In a MEMS gyroscope, tiny vibrating structures—often silicon masses driven at specific resonance frequencies—experience Coriolis forces when the device rotates. These forces cause measurable changes in vibration patterns, which are translated into angular rate information. In optical gyros, light traveling in opposite directions along a closed loop experiences phase shifts when the system rotates; this Sagnac effect enables extremely accurate and drift-stable rotation measurements without any moving parts.
Gyroscopes feed crucial data into an inertial navigation system’s algorithms, allowing the system to compute attitude (roll, pitch, and yaw). When combined with accelerometers, they form an IMU, which provides comprehensive motion sensing capability. High-quality gyroscopes reduce drift, enhance stability, and allow the navigation system to function reliably even in GPS-denied environments. In applications such as UAV guidance, loitering munitions, AUV control, maritime heave compensation, or autonomous vehicle navigation, the gyroscope’s accuracy directly impacts the system’s ability to maintain a precise and stable trajectory.
Whats an IMU ?
An Inertial Measurement Unit (IMU) is a compact sensor module that measures the motion and orientation of a platform by capturing its linear accelerations and angular rotation rates. At its core, an IMU integrates three accelerometers and three gyroscopes arranged along orthogonal axes to provide six degrees of measurement.
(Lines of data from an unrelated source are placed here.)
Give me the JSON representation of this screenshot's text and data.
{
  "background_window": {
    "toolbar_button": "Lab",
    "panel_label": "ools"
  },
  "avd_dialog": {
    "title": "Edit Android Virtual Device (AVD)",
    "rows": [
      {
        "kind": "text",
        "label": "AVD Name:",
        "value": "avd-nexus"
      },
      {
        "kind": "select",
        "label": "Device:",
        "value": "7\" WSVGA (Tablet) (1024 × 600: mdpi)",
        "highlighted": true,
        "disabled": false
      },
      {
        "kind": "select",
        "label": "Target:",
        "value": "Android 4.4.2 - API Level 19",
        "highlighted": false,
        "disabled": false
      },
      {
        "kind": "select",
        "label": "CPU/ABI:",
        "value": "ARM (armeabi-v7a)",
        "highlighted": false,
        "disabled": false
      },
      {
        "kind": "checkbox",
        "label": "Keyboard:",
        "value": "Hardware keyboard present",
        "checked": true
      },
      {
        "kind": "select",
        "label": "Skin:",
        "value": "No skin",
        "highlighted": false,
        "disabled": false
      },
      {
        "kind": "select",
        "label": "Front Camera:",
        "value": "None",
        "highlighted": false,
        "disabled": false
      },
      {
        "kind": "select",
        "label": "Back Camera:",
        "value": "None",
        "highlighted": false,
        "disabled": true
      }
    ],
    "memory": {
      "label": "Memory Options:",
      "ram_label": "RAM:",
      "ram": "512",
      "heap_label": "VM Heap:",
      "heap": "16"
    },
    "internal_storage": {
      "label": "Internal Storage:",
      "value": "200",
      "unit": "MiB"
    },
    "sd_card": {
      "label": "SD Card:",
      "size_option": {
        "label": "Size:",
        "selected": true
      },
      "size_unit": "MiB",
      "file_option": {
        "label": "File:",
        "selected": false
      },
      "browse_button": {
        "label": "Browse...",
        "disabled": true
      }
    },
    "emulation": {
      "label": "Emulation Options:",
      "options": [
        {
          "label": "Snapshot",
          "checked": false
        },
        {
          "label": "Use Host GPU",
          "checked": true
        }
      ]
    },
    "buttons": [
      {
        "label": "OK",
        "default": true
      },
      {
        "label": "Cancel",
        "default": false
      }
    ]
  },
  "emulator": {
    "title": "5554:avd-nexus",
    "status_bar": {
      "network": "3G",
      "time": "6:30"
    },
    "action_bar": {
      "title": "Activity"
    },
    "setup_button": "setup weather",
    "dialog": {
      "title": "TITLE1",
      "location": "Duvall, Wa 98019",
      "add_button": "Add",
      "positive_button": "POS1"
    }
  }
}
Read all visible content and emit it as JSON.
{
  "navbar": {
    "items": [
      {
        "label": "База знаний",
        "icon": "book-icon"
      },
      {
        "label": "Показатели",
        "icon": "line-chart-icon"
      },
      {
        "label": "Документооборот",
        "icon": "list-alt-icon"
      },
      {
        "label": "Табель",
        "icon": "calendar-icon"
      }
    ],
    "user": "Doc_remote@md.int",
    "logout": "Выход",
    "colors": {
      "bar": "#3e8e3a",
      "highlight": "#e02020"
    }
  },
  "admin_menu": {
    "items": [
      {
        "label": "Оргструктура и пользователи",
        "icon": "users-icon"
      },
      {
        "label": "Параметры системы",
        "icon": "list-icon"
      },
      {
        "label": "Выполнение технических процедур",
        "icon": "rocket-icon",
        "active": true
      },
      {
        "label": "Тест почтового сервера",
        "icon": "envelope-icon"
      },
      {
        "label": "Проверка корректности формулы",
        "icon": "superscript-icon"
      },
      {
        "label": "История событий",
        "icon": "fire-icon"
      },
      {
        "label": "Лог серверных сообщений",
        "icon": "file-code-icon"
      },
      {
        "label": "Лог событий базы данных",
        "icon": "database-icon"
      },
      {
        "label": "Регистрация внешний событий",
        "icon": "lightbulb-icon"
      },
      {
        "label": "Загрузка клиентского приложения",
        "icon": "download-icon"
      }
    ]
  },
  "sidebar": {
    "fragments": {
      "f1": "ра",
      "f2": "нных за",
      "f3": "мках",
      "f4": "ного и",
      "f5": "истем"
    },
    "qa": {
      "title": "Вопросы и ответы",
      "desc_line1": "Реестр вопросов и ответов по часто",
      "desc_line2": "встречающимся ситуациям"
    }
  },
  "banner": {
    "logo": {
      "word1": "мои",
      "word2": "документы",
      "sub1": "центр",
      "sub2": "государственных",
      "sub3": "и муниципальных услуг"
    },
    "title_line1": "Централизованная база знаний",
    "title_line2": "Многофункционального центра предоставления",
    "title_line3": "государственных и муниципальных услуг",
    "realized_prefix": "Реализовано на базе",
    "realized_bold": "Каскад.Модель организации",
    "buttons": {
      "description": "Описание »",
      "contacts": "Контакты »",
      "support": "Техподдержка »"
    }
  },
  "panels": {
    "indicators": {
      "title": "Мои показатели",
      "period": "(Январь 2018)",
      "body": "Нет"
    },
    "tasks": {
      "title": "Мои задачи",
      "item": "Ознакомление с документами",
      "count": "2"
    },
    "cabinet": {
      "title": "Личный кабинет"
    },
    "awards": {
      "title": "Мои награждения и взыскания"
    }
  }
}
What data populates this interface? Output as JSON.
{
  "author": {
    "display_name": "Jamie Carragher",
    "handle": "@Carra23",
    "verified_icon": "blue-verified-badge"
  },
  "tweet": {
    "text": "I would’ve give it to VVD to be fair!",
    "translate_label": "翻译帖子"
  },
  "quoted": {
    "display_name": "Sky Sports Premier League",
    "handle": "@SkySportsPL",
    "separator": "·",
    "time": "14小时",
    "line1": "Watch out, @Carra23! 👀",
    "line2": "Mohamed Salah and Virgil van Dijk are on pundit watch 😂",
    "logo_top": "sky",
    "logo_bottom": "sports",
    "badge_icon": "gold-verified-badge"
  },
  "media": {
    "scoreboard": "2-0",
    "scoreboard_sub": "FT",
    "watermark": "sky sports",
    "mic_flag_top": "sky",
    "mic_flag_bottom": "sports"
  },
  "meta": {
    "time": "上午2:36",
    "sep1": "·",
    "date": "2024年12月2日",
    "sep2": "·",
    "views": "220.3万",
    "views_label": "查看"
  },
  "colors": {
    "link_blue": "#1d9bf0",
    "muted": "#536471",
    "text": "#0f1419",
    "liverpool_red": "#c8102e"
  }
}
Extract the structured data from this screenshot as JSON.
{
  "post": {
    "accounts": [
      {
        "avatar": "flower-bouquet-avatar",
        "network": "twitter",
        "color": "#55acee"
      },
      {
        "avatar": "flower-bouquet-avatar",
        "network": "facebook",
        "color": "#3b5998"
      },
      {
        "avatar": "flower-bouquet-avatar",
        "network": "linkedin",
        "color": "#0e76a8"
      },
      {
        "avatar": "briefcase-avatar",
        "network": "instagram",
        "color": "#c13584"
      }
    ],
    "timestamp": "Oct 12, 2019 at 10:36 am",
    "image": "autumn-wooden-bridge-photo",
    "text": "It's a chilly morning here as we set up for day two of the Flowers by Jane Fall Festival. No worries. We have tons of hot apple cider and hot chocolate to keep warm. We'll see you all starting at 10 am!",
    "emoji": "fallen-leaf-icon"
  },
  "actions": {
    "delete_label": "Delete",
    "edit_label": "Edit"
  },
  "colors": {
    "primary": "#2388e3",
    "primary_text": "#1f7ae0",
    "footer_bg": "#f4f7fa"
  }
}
Accelerometers sense how the platform accelerates in space, while gyroscopes track how it rotates. By processing these measurements together, an IMU delivers precise information about changes in velocity, attitude, and heading without relying on any external signals. This makes IMUs essential for navigation in environments where GPS is unavailable, unreliable, or intentionally denied. Their performance depends heavily on sensor quality, calibration, and how well errors—such as biases, noise, scale factors, and misalignments—are controlled.
High-grade IMUs include advanced calibration, thermal compensation, vibration filtering, and bias stability mechanisms to ensure that errors do not accumulate rapidly over time. Because of these characteristics, IMUs are used across a wide range of applications—from UAVs, loitering munitions, and autonomous vehicles to AUVs, robotics, and industrial stabilization systems—providing robust, continuous awareness of motion and orientation even in the harshest operational conditions.